Expressions are given for the dependence of critical temperature upon composition.
Summary of third paper:
The equilibrium equation for a general case, assuming the energy associated with the atomic arrangement to be uniquely determined by the superlattice order, is derived from the Boltzmann distribution formula and also from the principle of minimum free energy. The entropy and energy corresponding to the solution recently given by Bethe, assuming the energy of the atomic arrangement to be determined by the order of nearest neighbours, is also discussed, and a method of estimating the quantitative relation of Bethe’s type of treatment to that of Bragg and Williams is given. The paper concludes with a general discussion of existing theory and of the possible modifications for improving the relation to experiment.
Order-disorder transformations have played an important role in materials science — specifically, in modern physical metallurgy; hence, it is not surprising that the Bragg-Williams model for its description is an important piece of work; and almost all materials scientists would be familiar with the model in some form or other. Thus, reading the original series is both less effortful and more edifying.
The crucial roles that the Bragg-Willaims model played in (a) describing a phase transformation of great practical importance, (b) early metallurgical education in the middle of the last century, and, (c) being a meeting point of solid state physics, statistical mechanics and physical metallurgy are described by Cahn, in his must-read, The coming of Materials Science, in a nice and concise fashion; I will end this post by quoting the same:
… in the 1930s it was recognised that the explanation was based on the Gibbsian competition between internal energy and entropy: at high temperature entropy wins and disorder prevails, while at low temperatures the stronger bonds between unlike atom pairs win. This picture was quantified by a simple application of statistical mechanics, perhaps the first application to a phase transformation, in a celebrated paper by Bragg and Williams (1934) … Both the experimental study of order-disorder transitions [...] and the theoretical convolutions jave attracted a great deal of attention, and ordered alloys, nowadays called intermetallics, have become important structural materials for use at high temperatures. The complicated way in which order-disorder transformations fit midway between physical metallurgy and solid-state physics has been surveyed by Cahn (1993,1998).

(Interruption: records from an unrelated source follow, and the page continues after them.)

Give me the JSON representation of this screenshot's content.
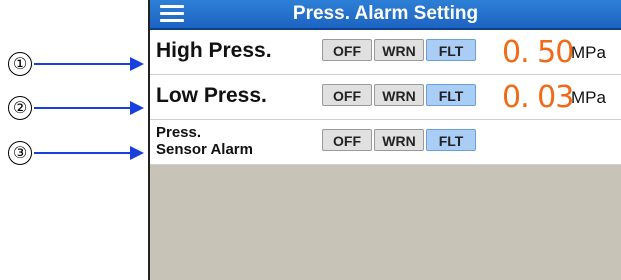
{
  "callouts": [
    "①",
    "②",
    "③"
  ],
  "header": {
    "title": "Press. Alarm Setting",
    "menu_icon": "hamburger-menu-icon"
  },
  "colors": {
    "header": "#1d64c2",
    "value": "#f06a18",
    "selected_button": "#aacdf6"
  },
  "rows": [
    {
      "label": "High Press.",
      "options": [
        "OFF",
        "WRN",
        "FLT"
      ],
      "selected": "FLT",
      "value": "0. 50",
      "unit": "MPa"
    },
    {
      "label": "Low Press.",
      "options": [
        "OFF",
        "WRN",
        "FLT"
      ],
      "selected": "FLT",
      "value": "0. 03",
      "unit": "MPa"
    },
    {
      "label_line1": "Press.",
      "label_line2": "Sensor Alarm",
      "options": [
        "OFF",
        "WRN",
        "FLT"
      ],
      "selected": "FLT"
    }
  ]
}
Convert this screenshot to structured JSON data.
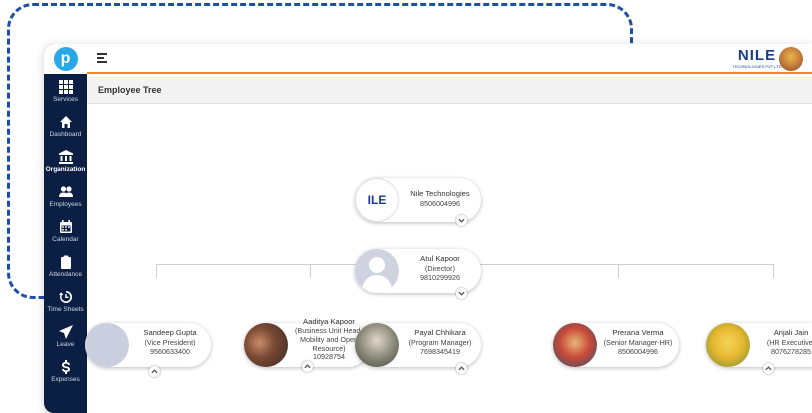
{
  "header": {
    "brand_text": "NILE",
    "brand_sub": "TECHNOLOGIES PVT LTD",
    "page_title": "Employee Tree"
  },
  "sidebar": {
    "items": [
      {
        "label": "Services",
        "icon": "grid-icon"
      },
      {
        "label": "Dashboard",
        "icon": "home-icon"
      },
      {
        "label": "Organization",
        "icon": "bank-icon",
        "active": true
      },
      {
        "label": "Employees",
        "icon": "users-icon"
      },
      {
        "label": "Calendar",
        "icon": "calendar-icon"
      },
      {
        "label": "Attendance",
        "icon": "clipboard-icon"
      },
      {
        "label": "Time Sheets",
        "icon": "history-icon"
      },
      {
        "label": "Leave",
        "icon": "send-icon"
      },
      {
        "label": "Expenses",
        "icon": "money-icon"
      }
    ]
  },
  "tree": {
    "root": {
      "name": "Nile Technologies",
      "phone": "8506004996"
    },
    "director": {
      "name": "Atul Kapoor",
      "role": "(Director)",
      "phone": "9810299926"
    },
    "reports": [
      {
        "name": "Sandeep Gupta",
        "role": "(Vice President)",
        "phone": "9560633400"
      },
      {
        "name": "Aaditya Kapoor",
        "role": "(Business Unit Head-Mobility and Open Resource)",
        "phone": "10928754"
      },
      {
        "name": "Payal Chhikara",
        "role": "(Program Manager)",
        "phone": "7698345419"
      },
      {
        "name": "Prerana Verma",
        "role": "(Senior Manager-HR)",
        "phone": "8506004996"
      },
      {
        "name": "Anjali Jain",
        "role": "(HR Executive)",
        "phone": "8076278285"
      }
    ]
  },
  "colors": {
    "sidebar_bg": "#0b1f44",
    "accent_orange": "#f08a24",
    "brand_blue": "#1b3a8c",
    "frame_dash": "#1f4fa3"
  }
}
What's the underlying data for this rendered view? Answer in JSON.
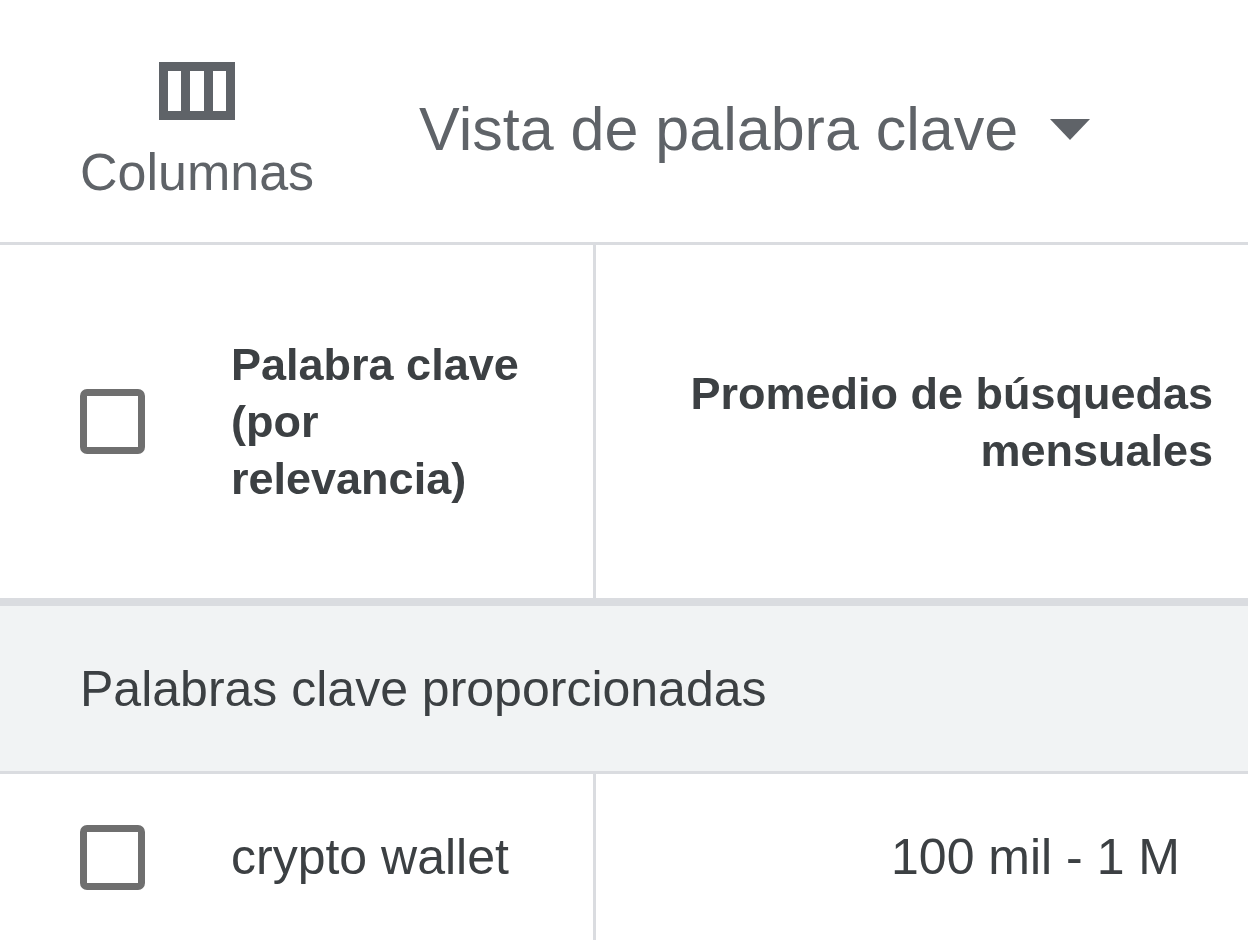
{
  "toolbar": {
    "columns_button": {
      "label": "Columnas"
    },
    "view_dropdown": {
      "label": "Vista de palabra clave"
    }
  },
  "table": {
    "select_all": {
      "checked": false
    },
    "columns": [
      "Palabra clave (por relevancia)",
      "Promedio de búsquedas mensuales"
    ],
    "groups": [
      {
        "label": "Palabras clave proporcionadas",
        "rows": [
          {
            "checked": false,
            "keyword": "crypto wallet",
            "avg_monthly_searches": "100 mil - 1 M"
          }
        ]
      }
    ]
  }
}
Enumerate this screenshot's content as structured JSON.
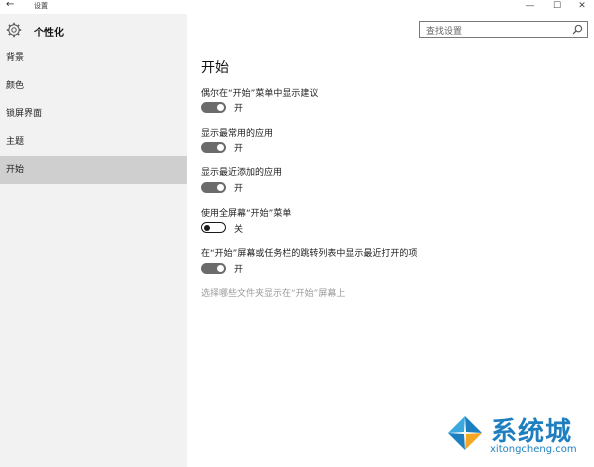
{
  "window": {
    "back_glyph": "←",
    "title": "设置",
    "minimize_glyph": "—",
    "maximize_glyph": "☐",
    "close_glyph": "✕"
  },
  "header": {
    "app_title": "个性化",
    "icon": "gear-icon"
  },
  "search": {
    "placeholder": "查找设置",
    "icon": "search-icon"
  },
  "sidebar": {
    "items": [
      {
        "label": "背景",
        "selected": false
      },
      {
        "label": "颜色",
        "selected": false
      },
      {
        "label": "锁屏界面",
        "selected": false
      },
      {
        "label": "主题",
        "selected": false
      },
      {
        "label": "开始",
        "selected": true
      }
    ]
  },
  "main": {
    "title": "开始",
    "settings": [
      {
        "label": "偶尔在“开始”菜单中显示建议",
        "state": "开",
        "on": true
      },
      {
        "label": "显示最常用的应用",
        "state": "开",
        "on": true
      },
      {
        "label": "显示最近添加的应用",
        "state": "开",
        "on": true
      },
      {
        "label": "使用全屏幕“开始”菜单",
        "state": "关",
        "on": false
      },
      {
        "label": "在“开始”屏幕或任务栏的跳转列表中显示最近打开的项",
        "state": "开",
        "on": true
      }
    ],
    "link": "选择哪些文件夹显示在“开始”屏幕上"
  },
  "watermark": {
    "cn": "系统城",
    "en": "xitongcheng.com"
  },
  "colors": {
    "accent": "#1e7fc0",
    "toggle_on": "#6b6b6b",
    "sidebar_bg": "#f2f2f2",
    "selected_bg": "#cfcfcf"
  }
}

The Bragg-Williams calculation was introduced to metallurgical undergraduates (this was before materials science was taught as such) for the first time in a pioneering textbook by Cottrell (1948), … Bragg-Williams was combined with the Gibbsian thermodynamics underlying phase diagrams, … This book marked a watershed in the way physical metallurgy was taught to undergraduates, and had a long-lasting influence.
Have fun (till me meet again, next month, with another classic!).
 W L Bragg and E J Williams, The effect of thermal agitation on atomic arrangement in alloys, Proc. Roy. Soc. London, 145A, 699-730 (1934).
 W L Bragg and E J Williams, The effect of thermal agitation on atomic arrangement in alloys. II, Proc. Roy. Soc. London, 151A, 540-566 (1935).
 E J Williams, The effect of thermal agitation on atomic arrangement in alloys. III, Proc. Roy. Soc. London, 152A, 231-252 (1935).
 F C Nix and W Shockley, Order-disorder transformations in alloys, Reviews of Modern Physics, 10, 1-71 (1938).
 D A Porter and K E Easterling, Phase transformations in metals and alloys, Chapman & Hall, 18-26 (1992).
 P M Chaikin and T C Lubensky, Principles of condensed matter physics, Cambridge University Press (2000).
 R W Cahn, The coming of materials science, Pergamon Press, 102-103 (2001).